Of course this isn't going to work for other parents. And I do want to reemphasize (even though I know someone, somewhere, will choose to misinterpret my post as a YOU MUST DO THIS sort of thing) that that's okay. But please, do it because that's what works for you, not because you think you should. And if you're doing what you "shouldn't"...stop beating yourself up for it. If it works, and makes for a healthier and happier family all around, then isn't that what you should do, in spite of what a person trying to sell a book says? (Especially if that book has been linked to failure to thrive.)
3 comments:
Could agree more. Co-sleeping gets a bad wrap. Parents fearful that their child will never sleep on their own. Both my girls have at some point in their childhood have slept in our bed.
Dads may have a different perspective for their own selfish reasons. ;)

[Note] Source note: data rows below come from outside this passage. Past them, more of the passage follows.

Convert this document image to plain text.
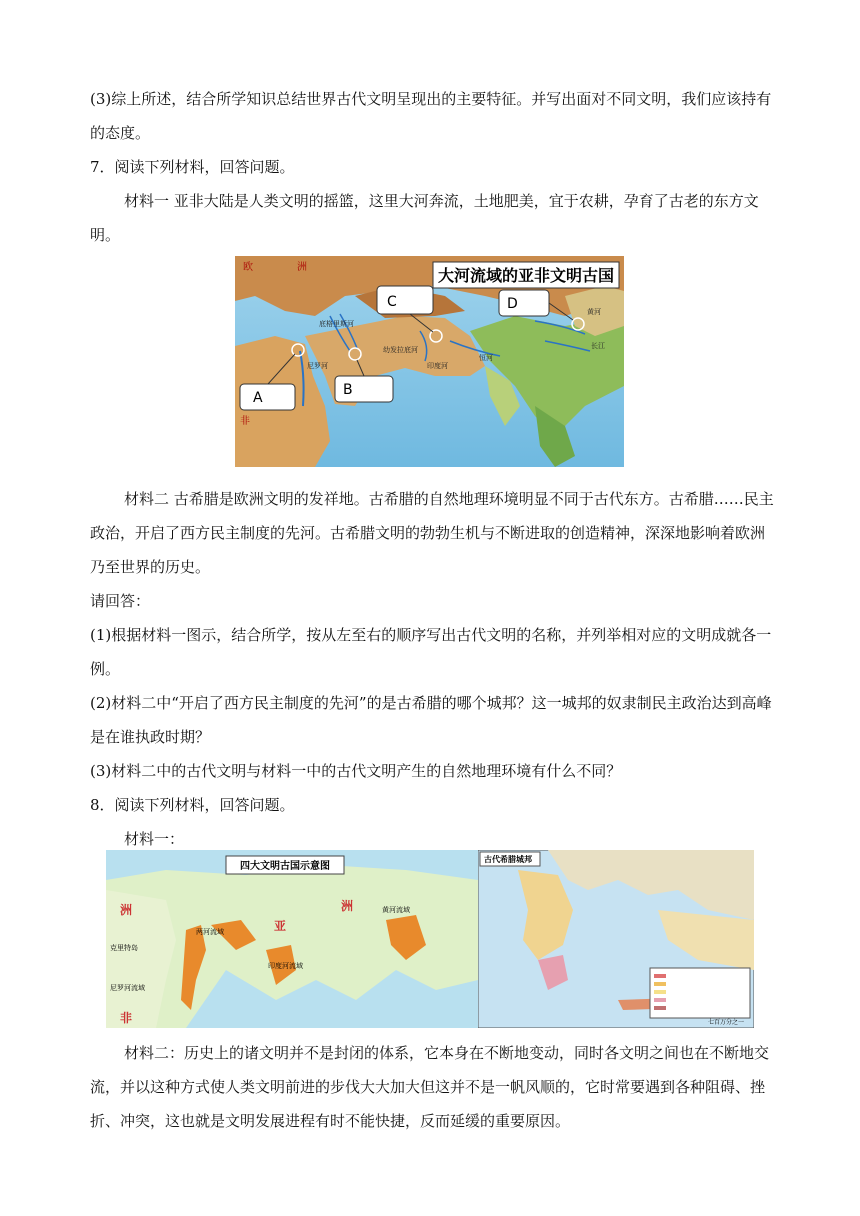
(3)综上所述，结合所学知识总结世界古代文明呈现出的主要特征。并写出面对不同文明，我们应该持有的态度。

7．阅读下列材料，回答问题。

材料一 亚非大陆是人类文明的摇篮，这里大河奔流，土地肥美，宜于农耕，孕育了古老的东方文明。

大河流域的亚非文明古国
A	B
C	D
欧	洲
非
幼发拉底河
底格里斯河
尼罗河	印度河
恒河
黄河
长江

材料二 古希腊是欧洲文明的发祥地。古希腊的自然地理环境明显不同于古代东方。古希腊……民主政治，开启了西方民主制度的先河。古希腊文明的勃勃生机与不断进取的创造精神，深深地影响着欧洲乃至世界的历史。

请回答：

(1)根据材料一图示，结合所学，按从左至右的顺序写出古代文明的名称，并列举相对应的文明成就各一例。

(2)材料二中“开启了西方民主制度的先河”的是古希腊的哪个城邦？这一城邦的奴隶制民主政治达到高峰是在谁执政时期？

(3)材料二中的古代文明与材料一中的古代文明产生的自然地理环境有什么不同？

8．阅读下列材料，回答问题。

材料一：

四大文明古国示意图
洲
亚
洲
非
两河流域
黄河流域
印度河流域
尼罗河流域
克里特岛
古代希腊城邦
七百万分之一

材料二：历史上的诸文明并不是封闭的体系，它本身在不断地变动，同时各文明之间也在不断地交流，并以这种方式使人类文明前进的步伐大大加大但这并不是一帆风顺的，它时常要遇到各种阻碍、挫折、冲突，这也就是文明发展进程有时不能快捷，反而延缓的重要原因。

But seriously, kids are all knees and elbows! At least the cats know how to keep still.
"Do gorilla mamas have Ph.Ds in Neuroscience? No. Do they know to sleep close to their babies, nurse them into toddlerhood, carry them everywhere, cradle them and cuddle them and kiss them and adore them whenever they want to and protect them from anyone trying to get in their way? Yes."
I'd be careful about taking parenting cues from monkeys and apes. I've seen 'em poop in their own hands before. On purpose.